Hedge funds of funds came first among institutional investors, beginning to look at us from 2002 and 2004, as that group started to look at investing in (commodity trading advisers). From 2004, Winton's growth has been linear and continuous. That was when institutional investors started to find us. We've had some institutions as clients forever. I can't even hint at the identity of them, they're so secretive.
Eastman Kodak Co., Virginia Retirement System and San Diego Employees' Retirement Association were not our clients, but they were early investors (in managed futures) and were always being held up as examples of “the institutions are coming! The institutions are coming!” But believe you me, they never ever came in force until 2004.
Now, I know what's it's like when the institutions have come. Since about 2008, institutional investors have been deconstructing their hedge funds of funds and have been making direct investments in the best CTAs, including Winton.
What was the genesis of your long-only equity fund? The kind of expertise we have in computational analysis and inference is not specifically applicable to trend following and managed futures, it is applicable to investment. Trend following and managed futures is really about asset allocation, it's an unconstrained asset allocation problem. We have made significant progress compared to other people in the world in this field of asset allocation. That's what our success and track record should be attributed to.
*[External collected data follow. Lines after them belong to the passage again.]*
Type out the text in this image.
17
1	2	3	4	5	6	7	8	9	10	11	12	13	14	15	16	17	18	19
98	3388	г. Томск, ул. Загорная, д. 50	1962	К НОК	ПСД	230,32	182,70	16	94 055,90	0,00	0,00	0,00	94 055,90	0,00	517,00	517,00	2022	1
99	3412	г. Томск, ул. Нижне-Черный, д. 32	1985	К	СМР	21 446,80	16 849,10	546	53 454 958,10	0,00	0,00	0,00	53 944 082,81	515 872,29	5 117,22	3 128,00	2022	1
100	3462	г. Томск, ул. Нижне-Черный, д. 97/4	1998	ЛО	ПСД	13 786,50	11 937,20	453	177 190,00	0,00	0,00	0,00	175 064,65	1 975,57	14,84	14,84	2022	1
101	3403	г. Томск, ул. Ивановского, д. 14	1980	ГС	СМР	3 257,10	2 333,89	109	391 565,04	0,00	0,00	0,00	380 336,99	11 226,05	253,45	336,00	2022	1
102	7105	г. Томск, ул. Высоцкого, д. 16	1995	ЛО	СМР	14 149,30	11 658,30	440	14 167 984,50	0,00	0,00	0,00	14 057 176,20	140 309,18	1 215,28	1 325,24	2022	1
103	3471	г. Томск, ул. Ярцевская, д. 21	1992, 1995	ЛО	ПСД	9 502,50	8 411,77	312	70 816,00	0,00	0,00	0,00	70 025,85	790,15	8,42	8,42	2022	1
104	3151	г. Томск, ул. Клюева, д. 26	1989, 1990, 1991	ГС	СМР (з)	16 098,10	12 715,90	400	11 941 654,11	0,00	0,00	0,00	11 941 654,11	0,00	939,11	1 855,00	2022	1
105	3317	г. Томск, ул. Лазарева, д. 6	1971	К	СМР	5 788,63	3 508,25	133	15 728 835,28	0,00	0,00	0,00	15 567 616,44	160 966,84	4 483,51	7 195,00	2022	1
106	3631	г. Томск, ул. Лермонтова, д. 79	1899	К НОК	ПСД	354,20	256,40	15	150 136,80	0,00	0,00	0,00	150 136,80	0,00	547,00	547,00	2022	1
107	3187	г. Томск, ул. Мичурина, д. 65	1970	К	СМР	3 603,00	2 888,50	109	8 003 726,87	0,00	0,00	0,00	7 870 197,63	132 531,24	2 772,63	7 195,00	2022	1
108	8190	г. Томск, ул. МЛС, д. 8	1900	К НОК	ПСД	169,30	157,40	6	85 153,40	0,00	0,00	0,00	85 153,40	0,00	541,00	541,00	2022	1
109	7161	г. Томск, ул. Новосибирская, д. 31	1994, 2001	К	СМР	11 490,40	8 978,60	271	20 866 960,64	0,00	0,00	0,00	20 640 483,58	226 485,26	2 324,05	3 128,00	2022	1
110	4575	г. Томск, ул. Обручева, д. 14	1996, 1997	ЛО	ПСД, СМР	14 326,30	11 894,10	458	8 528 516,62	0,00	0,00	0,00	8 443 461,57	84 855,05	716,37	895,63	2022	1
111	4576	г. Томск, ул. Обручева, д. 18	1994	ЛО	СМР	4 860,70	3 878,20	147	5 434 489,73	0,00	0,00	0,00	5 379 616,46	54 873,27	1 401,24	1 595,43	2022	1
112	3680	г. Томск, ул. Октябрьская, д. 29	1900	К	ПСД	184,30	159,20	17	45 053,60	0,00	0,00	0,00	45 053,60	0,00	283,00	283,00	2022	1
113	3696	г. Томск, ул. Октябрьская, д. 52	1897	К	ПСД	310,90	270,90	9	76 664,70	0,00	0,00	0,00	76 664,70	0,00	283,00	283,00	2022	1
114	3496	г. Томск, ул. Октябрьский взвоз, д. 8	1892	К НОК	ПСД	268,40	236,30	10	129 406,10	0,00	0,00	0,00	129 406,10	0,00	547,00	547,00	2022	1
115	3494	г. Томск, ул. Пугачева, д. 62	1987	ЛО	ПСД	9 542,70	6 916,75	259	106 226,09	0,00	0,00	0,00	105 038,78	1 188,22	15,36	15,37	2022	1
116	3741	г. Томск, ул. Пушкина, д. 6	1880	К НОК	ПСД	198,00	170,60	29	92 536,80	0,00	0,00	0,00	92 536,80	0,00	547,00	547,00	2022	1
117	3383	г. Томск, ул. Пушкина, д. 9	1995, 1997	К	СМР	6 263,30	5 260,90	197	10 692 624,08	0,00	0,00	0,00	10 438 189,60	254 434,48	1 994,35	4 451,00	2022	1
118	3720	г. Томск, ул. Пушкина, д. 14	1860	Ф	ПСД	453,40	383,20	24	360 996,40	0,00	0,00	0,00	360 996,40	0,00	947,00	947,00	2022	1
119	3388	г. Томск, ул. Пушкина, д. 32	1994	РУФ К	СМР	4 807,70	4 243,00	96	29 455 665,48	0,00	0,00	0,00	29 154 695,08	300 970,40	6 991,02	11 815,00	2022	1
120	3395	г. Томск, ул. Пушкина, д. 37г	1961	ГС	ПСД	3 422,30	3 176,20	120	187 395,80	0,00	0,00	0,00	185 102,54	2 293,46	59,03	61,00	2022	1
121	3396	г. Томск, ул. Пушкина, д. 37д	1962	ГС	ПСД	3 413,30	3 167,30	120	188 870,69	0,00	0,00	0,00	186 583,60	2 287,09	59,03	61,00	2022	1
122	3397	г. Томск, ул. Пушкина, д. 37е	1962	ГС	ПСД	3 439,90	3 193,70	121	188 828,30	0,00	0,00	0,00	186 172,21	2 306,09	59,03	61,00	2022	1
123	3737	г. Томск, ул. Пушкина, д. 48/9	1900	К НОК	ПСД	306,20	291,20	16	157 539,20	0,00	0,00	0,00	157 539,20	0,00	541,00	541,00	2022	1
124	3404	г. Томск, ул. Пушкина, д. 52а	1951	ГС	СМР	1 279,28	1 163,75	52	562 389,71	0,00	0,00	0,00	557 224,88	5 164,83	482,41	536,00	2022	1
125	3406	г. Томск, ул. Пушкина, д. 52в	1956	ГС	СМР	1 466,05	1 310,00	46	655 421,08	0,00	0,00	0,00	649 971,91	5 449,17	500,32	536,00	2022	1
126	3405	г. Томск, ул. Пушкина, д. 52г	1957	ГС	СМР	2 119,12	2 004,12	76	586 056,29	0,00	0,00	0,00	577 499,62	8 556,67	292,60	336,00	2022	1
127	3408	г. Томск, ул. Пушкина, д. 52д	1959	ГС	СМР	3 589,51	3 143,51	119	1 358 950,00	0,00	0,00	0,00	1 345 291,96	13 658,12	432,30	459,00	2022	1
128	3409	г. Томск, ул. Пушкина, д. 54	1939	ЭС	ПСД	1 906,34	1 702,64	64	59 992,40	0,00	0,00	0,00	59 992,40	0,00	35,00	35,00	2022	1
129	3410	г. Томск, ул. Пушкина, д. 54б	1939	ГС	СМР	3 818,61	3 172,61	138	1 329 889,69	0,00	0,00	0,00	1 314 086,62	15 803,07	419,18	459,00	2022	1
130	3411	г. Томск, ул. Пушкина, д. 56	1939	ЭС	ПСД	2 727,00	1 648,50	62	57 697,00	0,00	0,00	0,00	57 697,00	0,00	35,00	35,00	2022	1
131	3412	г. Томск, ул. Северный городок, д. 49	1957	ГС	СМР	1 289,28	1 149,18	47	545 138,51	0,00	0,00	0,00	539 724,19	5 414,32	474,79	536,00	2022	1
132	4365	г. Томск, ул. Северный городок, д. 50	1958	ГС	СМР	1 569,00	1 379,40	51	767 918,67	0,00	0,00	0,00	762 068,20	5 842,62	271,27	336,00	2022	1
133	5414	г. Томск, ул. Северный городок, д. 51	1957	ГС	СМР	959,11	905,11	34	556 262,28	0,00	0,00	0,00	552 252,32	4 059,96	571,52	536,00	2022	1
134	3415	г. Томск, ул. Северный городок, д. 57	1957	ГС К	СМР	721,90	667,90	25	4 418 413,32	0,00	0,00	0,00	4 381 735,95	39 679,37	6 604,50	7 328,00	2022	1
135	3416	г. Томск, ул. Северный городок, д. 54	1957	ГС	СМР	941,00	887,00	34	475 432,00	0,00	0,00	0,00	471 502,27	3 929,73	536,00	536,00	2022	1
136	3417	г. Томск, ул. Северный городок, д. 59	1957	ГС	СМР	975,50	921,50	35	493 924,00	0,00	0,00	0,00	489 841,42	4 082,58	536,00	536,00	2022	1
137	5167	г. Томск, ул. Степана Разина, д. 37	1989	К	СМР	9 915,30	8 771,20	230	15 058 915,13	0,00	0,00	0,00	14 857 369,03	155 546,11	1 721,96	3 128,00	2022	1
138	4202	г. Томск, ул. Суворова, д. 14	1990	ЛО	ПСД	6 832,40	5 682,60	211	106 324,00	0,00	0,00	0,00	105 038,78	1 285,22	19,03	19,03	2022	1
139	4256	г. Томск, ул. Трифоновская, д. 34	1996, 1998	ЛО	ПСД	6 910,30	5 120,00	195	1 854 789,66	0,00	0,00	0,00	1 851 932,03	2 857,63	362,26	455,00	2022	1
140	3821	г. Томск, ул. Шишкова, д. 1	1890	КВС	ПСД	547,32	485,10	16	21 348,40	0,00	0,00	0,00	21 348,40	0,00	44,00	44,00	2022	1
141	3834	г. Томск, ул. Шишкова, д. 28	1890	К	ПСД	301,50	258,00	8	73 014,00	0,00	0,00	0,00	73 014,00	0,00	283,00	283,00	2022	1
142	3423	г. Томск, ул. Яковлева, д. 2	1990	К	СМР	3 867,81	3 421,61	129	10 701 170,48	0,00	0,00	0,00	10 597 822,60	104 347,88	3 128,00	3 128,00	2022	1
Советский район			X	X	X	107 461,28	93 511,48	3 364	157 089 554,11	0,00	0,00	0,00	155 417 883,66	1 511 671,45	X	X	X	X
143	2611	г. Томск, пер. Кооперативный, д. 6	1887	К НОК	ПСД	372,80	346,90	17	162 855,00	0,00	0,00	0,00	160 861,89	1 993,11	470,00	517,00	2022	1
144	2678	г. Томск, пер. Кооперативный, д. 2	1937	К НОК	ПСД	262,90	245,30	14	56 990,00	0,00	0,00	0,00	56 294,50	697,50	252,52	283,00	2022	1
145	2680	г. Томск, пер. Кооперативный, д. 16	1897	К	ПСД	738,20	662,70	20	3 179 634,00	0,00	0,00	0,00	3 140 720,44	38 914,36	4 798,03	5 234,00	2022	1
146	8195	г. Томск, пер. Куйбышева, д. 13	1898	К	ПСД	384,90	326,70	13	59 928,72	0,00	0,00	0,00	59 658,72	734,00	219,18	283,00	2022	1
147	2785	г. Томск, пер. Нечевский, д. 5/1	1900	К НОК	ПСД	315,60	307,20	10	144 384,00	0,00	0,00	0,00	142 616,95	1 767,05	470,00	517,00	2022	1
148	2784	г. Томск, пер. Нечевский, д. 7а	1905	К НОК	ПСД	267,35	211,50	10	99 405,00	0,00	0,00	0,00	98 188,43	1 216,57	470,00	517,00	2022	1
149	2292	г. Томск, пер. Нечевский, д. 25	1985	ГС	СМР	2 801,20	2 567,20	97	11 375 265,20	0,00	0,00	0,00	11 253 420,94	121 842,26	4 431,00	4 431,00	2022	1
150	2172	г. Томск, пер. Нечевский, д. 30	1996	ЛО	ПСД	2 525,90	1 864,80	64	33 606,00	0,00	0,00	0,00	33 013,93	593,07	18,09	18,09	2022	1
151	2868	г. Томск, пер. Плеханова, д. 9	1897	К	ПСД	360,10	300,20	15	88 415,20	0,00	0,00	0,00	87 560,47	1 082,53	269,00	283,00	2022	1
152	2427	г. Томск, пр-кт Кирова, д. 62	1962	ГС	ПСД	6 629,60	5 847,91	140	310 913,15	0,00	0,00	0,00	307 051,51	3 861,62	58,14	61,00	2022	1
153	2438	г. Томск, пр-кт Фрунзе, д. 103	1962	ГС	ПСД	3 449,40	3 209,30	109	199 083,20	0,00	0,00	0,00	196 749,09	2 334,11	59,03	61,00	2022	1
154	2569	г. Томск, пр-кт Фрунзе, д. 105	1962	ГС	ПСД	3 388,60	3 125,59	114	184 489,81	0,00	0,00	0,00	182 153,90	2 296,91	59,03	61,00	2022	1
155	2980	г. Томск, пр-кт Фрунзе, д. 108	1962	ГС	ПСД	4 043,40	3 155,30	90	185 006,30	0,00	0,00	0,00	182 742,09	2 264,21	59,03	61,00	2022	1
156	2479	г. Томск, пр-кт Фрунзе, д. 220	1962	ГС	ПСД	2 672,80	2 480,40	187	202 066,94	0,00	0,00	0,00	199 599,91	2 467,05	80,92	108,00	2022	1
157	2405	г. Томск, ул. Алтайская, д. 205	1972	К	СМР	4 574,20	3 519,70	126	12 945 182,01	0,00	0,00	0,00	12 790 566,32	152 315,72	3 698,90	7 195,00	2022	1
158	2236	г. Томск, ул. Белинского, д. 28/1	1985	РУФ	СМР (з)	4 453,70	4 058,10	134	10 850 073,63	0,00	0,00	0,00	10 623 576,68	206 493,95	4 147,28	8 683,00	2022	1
When it comes to stock selection, we've applied our same mathematical tools, the same understanding of probability, forecasting portfolio optimization, bias and survivor selection in the selection process, but absolutely not the same trading systems. We believe that we have made some significant discoveries in stock selection and portfolio construction which have enormous commercial value. The only bit (we still need to build is) ... a $100 billion fund company. Alternatively, we could do a deal with an existing $100 billion fund management company.
We charge fees in basis points so it has to be basis points times a big number. This is not a business that you can have $5 billion and charge 2% a year. In our hedge fund business, we make big margins on modest amounts of money. A $20 billion or $25 billion hedge fund business is a large hedge fund, but it's modest for a fund manager.
The fund launched internally about three years ago as a 130/30 fund, but morphed into a long-only fund. It's a business strategy for us that's entirely compatible with our existing business. It's all math. What I want are the best software and data teams. It's the science I want to have. I'm imperialistic about having the most and best science.